We note that if either a concavity change, or simply the change in the rate of the exponential decrease of the DFR curve before the concavity change, takes place before the region of practical interest, the extrapolations made in [30] will provide cryptosystem parameters which are not matching the DFR needed in IND-CCA2 constructions. Thus, we believe that relying on DFR curve extrapolations may provide overly optimistic cryptosystem parameter designs [12, 13].

In [30], the authors also analyze an in-place decoding algorithm, called Step-by-step decoder, modeling its DFR. The proposed analysis however, obtains a DFR estimate which is lower than the actual DFR obtained via numerical simulation, and thus cannot be employed when an upper bound on the DFR value is desired. Furthermore, the proposed analysis considers the asymptotic behaviour of the Step-by-step decoder when an infinite number of iterations is performed. Such an approach provides a practical hindrance in principle to the implementation of the decoding procedure as a constant time one, as there is no fixed upper bound to the number of iterations a-priori.

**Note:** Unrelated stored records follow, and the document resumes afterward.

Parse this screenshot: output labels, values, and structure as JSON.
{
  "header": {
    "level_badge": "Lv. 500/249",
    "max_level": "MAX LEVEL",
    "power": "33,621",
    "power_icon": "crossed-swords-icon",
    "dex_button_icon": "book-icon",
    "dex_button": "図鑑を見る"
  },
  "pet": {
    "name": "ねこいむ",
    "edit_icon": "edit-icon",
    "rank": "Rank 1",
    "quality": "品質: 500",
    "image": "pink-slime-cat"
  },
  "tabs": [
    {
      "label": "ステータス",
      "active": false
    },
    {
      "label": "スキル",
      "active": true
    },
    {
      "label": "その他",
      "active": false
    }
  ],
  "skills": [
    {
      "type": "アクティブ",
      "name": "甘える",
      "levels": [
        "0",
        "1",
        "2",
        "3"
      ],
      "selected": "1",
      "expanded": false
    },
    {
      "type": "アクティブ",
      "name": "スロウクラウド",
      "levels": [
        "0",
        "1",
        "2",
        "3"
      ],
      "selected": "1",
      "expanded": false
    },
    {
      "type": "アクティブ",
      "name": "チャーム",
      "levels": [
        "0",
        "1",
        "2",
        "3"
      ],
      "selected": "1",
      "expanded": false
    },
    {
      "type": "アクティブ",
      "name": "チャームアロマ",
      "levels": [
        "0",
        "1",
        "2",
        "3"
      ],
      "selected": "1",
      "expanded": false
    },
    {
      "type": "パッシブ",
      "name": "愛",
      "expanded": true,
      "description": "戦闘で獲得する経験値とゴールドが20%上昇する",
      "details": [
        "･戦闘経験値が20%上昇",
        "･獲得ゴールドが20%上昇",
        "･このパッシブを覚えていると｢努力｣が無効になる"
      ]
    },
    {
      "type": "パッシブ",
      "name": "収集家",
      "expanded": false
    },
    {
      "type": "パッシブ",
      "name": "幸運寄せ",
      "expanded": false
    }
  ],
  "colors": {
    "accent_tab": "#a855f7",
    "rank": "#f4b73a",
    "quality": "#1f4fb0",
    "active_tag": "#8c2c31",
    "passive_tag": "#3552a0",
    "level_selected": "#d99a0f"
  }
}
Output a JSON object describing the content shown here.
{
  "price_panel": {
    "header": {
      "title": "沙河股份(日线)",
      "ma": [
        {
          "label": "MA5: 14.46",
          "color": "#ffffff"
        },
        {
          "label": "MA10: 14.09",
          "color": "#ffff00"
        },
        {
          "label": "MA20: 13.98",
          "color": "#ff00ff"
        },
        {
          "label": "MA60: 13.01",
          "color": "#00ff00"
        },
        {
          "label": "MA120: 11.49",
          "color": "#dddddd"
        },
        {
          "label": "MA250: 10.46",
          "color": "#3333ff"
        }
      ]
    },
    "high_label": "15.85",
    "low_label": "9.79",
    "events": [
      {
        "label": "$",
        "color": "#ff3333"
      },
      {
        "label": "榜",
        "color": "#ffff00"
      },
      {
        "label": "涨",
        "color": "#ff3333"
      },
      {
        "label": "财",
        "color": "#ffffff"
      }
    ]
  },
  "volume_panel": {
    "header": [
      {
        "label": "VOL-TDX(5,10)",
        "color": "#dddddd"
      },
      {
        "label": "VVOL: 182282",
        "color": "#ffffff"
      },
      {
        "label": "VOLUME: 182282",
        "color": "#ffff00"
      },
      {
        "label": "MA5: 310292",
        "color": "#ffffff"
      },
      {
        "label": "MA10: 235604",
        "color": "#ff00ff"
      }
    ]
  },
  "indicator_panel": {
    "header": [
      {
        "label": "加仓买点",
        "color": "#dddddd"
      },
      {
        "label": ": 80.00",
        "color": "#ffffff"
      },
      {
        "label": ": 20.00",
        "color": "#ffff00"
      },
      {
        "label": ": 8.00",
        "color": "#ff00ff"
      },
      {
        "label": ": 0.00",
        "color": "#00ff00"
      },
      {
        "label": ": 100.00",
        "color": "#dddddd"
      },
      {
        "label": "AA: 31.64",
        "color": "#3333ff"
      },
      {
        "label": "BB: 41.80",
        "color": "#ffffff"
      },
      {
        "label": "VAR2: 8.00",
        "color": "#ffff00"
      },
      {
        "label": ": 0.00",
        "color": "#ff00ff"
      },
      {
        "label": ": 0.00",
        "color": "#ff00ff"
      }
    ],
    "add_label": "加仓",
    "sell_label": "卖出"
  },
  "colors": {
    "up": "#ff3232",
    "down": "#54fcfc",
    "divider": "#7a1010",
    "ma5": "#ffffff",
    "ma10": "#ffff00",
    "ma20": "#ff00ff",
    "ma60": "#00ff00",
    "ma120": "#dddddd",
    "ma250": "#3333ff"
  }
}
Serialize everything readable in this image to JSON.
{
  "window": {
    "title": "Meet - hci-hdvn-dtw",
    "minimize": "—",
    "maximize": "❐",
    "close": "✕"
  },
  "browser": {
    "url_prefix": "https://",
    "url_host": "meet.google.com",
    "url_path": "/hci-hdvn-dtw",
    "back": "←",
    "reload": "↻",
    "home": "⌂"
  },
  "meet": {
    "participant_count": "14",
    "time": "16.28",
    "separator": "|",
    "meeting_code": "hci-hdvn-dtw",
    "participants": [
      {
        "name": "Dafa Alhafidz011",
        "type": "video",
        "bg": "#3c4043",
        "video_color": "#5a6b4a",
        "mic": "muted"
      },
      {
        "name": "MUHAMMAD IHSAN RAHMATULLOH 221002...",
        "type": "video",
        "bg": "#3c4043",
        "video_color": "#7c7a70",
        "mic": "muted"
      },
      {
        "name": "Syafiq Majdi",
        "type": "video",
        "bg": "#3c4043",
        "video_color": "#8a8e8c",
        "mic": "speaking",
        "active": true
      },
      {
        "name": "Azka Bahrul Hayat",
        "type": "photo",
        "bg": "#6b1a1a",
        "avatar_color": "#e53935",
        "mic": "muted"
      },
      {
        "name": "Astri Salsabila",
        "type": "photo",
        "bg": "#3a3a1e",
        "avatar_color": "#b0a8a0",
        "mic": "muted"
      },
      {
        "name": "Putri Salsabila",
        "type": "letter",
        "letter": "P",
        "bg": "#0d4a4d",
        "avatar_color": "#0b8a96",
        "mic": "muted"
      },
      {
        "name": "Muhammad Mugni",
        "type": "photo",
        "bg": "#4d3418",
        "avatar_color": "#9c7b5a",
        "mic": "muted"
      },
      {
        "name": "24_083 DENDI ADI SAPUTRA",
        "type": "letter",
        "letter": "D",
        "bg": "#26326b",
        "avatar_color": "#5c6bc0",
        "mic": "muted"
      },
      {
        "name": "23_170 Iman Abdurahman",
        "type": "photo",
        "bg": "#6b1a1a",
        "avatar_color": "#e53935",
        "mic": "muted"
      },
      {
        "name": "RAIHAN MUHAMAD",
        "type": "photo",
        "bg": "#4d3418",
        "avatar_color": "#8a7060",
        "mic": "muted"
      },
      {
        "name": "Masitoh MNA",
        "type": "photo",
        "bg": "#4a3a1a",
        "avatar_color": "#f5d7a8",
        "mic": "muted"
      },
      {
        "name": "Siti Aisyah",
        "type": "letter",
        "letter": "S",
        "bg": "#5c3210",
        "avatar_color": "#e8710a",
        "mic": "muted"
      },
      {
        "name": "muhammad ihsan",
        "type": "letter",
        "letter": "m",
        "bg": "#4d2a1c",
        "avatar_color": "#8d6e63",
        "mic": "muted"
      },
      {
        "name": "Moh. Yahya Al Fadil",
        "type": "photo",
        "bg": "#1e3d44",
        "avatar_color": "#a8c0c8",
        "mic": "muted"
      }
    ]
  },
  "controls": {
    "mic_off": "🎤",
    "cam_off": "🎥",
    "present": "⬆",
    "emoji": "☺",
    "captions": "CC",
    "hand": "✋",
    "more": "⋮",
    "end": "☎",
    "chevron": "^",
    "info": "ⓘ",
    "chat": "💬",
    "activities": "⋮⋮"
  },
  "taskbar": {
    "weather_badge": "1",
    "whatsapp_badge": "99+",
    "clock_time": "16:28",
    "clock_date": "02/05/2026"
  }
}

In this work, we have obtained a characterization of a simple in-place decoder with a finite number of iterations, allowing its constant-time implementation in practice. Our characterization provides a statistical model which, by considering the worst case evaluation of the decoder, provides a conservative estimate of the decoder evolution. As a result, we do not rely on any specific a-priori assumption on the behaviour of the DFR curve but, on the contrary, completely derive it as a function of the scheme parameters and the decoder setting.

6 Conclusion

In this work, we presented a closed form analysis of the error correction capability of a randomized variant of the classic in-place bit flipping decoder. Considering this randomized variant allowed us to provide closed form worst case DFR estimates, for the said bit-flipping decoder, allowing its evaluation even in regimes where the actual DFR cannot be derived by numerical simulations. This in turn allowed us to provide sound parameters for code-based cryptosystems relying on QC-LDPC/QC-MDPC codes, where providing extremely low DFRs is a requirement to achieve IND-CCA2 security guarantees. Our worst case analysis provides a perfect match of the IR-BF decoder behaviour when considering single iteration decoders, and a conservative bounding of the DFR in case a two-iteration IR-BF decoder is employed with a threshold close to the one of a canonical majority decoder. We foresee, as a interesting future research direction, the analysis of the emerging phenomena in two-iteration IR-BF decoders, whenever they are operating with thresholds far from the majority one.